Cuando vuelvo a Cortázar me siento cada vez más viejo, quizá porque cada vez es
más fácil leerlo. Quizá soy cada vez más un lector vigente. Quizá
pronto caducará mi jovialidad, mi precaria fe en ciertos aspectos de la
humanidad. El problema con Julio parece estar, para los hombres de
letras serios, en que es casi demasiado mainstream como para
tomarlo a consideración en los círculos de vanguardia internacional. A
ellos hay que hablares de Joyce y Nabokov para arriba, e incluso Joyce parece
un pecado de tan leído y ordinario que resulta ponerlo como referencia.
Diré, por
último, que siento que a todos en el mundo nos gusta demasiado Cortázar.
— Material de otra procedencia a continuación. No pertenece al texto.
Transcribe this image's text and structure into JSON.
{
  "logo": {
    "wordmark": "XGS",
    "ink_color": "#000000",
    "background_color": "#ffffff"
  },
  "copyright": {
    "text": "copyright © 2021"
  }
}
Pero que este mismo gusto pasional, desenfrenado, deriva paulatinamente en una
complicidad que ya no va tan bien con los años, que tiene más que ver con el
sentirse contento y sin complejos de quien todavía no ha adquirido las
preocupaciones propias de saber más de lo que se sabía ayer, algo imposible
para un señor sabio y amargo que haya leído ya la obra completa del más
recóndito y probable próximo Nobel. Cortázar está en casi todo blog de
lengua española, disimulado y encubierto en el miedo de pasar por un
principiante, por alguien que todavía se deja sorprender. Está en su
ausencia, en la referencia tácita y temerosa de que el mundo es cada vez más y
más viejo, a diferencia de él, que nació, vivió y murió joven.
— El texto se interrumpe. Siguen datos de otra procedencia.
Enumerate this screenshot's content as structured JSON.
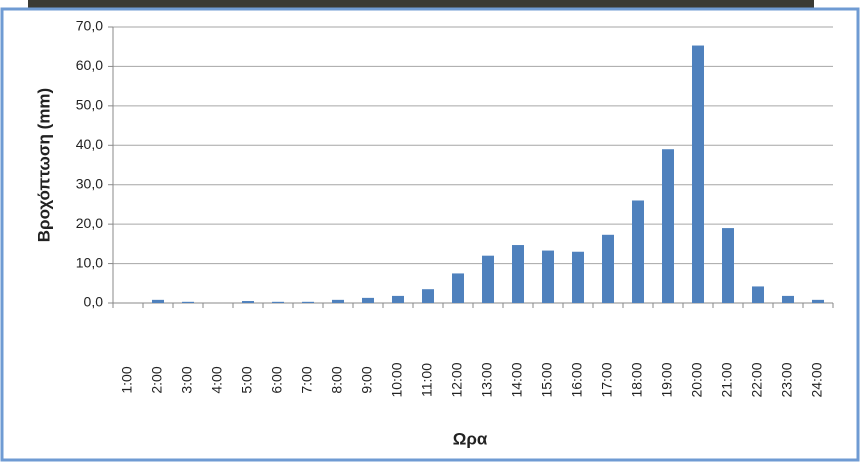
{
  "chart_data": {
    "type": "bar",
    "x_label": "Ωρα",
    "y_label": "Βροχόπτωση (mm)",
    "categories": [
      "1:00",
      "2:00",
      "3:00",
      "4:00",
      "5:00",
      "6:00",
      "7:00",
      "8:00",
      "9:00",
      "10:00",
      "11:00",
      "12:00",
      "13:00",
      "14:00",
      "15:00",
      "16:00",
      "17:00",
      "18:00",
      "19:00",
      "20:00",
      "21:00",
      "22:00",
      "23:00",
      "24:00"
    ],
    "values": [
      0,
      0.8,
      0.3,
      0,
      0.5,
      0.3,
      0.3,
      0.8,
      1.3,
      1.8,
      3.5,
      7.5,
      12,
      14.7,
      13.3,
      13,
      17.3,
      26,
      39,
      65.3,
      19,
      4.2,
      1.8,
      0.8
    ],
    "color": "#4f81bd",
    "ylim": [
      0,
      70
    ],
    "yticks": [
      {
        "value": 0,
        "label": "0,0"
      },
      {
        "value": 10,
        "label": "10,0"
      },
      {
        "value": 20,
        "label": "20,0"
      },
      {
        "value": 30,
        "label": "30,0"
      },
      {
        "value": 40,
        "label": "40,0"
      },
      {
        "value": 50,
        "label": "50,0"
      },
      {
        "value": 60,
        "label": "60,0"
      },
      {
        "value": 70,
        "label": "70,0"
      }
    ],
    "grid": true
  }
}
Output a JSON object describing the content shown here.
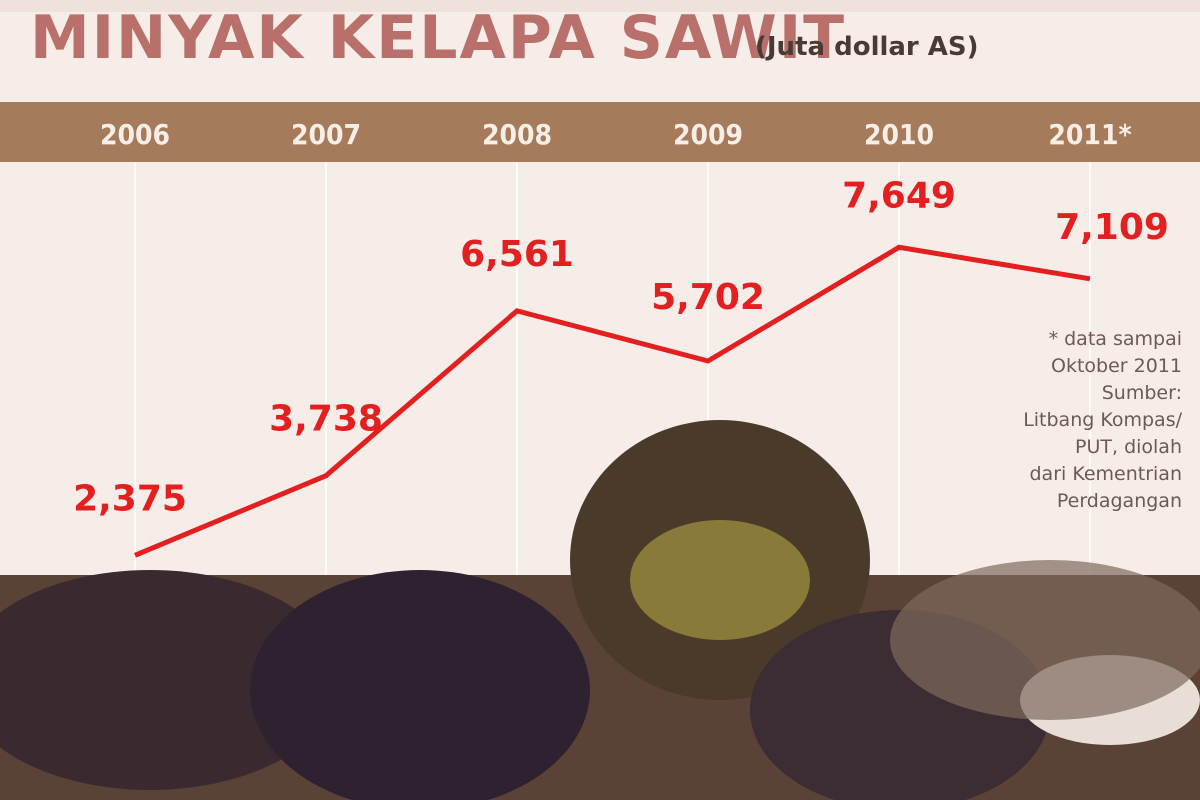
{
  "chart_data": {
    "type": "line",
    "title": "MINYAK KELAPA SAWIT",
    "subtitle": "(Juta dollar AS)",
    "categories": [
      "2006",
      "2007",
      "2008",
      "2009",
      "2010",
      "2011*"
    ],
    "values": [
      2375,
      3738,
      6561,
      5702,
      7649,
      7109
    ],
    "value_labels": [
      "2,375",
      "3,738",
      "6,561",
      "5,702",
      "7,649",
      "7,109"
    ],
    "color": "#e3201f",
    "notes": [
      "* data sampai",
      "Oktober 2011",
      "Sumber:",
      "Litbang Kompas/",
      "PUT, diolah",
      "dari Kementrian",
      "Perdagangan"
    ]
  }
}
Todo ese snobismo de mundillos literarios que privilegian lo nuevo, lo vigente o lo que sea, uno se lo salta por encima con olímpica ligereza, porque aprendió a leer con García Márquez y a fabular con Quiroga, Borges y Cortázar. No quiero olvidar tampoco la honda impresión que me causó Paradiso de L.Lima. Emotiva y muy interesante lanza a favor de J.Cortázar, cuyo sentido del humor y ternura iban de la mano con una ironía delicada siempre, como en Buzzati, fruto de una mirada franca a la condición humana.